The Kmart division of Sears Holding may have had second thoughts about going to trial in its fight with adidas AG over trademark infringement charges stemming from the sale of multi-striped footwear.  Last week adidas received a $304.6 million award when a Portland, OR jury ruled in its favor in a case against Collective Brands Inc., parent to Payless ShoeSource.

The nine-person jury deliberated two days before awarding adidas America U.S. subsidiary $30.6 million in actual damages, $137 million in punitive damages and $137 million in Payless profits, according to a transcript of the proceeding. According to Kilpatrick Stockton, the law firm representing adidas in the case, the award was the largest ever by a jury in a trademark case, with the previous largest award less than one-half the size.  Payless issued a release declaring the award “excessive and unjustified.”


Two days later adidas reached a settlement in a suit against Kmart that was set to go to trial in July.

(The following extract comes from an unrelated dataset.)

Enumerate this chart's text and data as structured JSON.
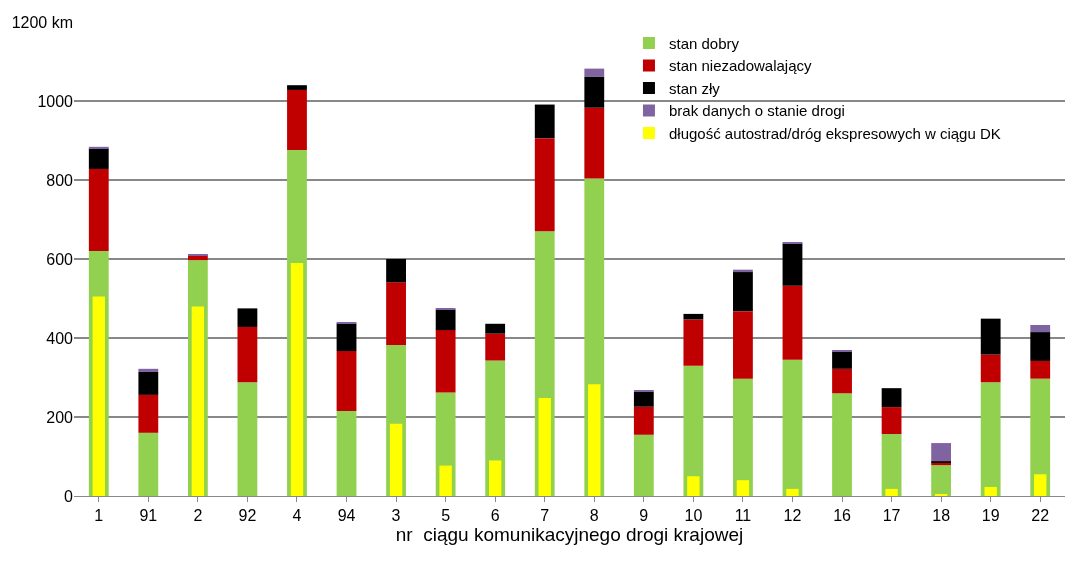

The Payless verdict stems from a 2001 lawsuit in which adidas sued Payless Shoes, now called Collective Brands Inc., over its trademark three-stripes logo. The stripes in the footwear for sale by Payless bore “confusingly similar imitations” of adidas’ three-stripe trademark, the original filing stated.  Of the nearly 270 models cited in the case, the jury found that only one did not infringe on adidas’ three stripe mark.


Collective Brands will ask the court to set aside the verdict.  If that request is not granted, the company said it in a statement it “intends to take all necessary steps to overturn it.”


Next in the wings for adidas is a Wal-Mart suit that is set for trial in October, and the world’s largest retailer maintains it will go forward in that action.


>>> K-Swiss has its own suit pending against Payless in a similar action.  Will they settle now or push harder?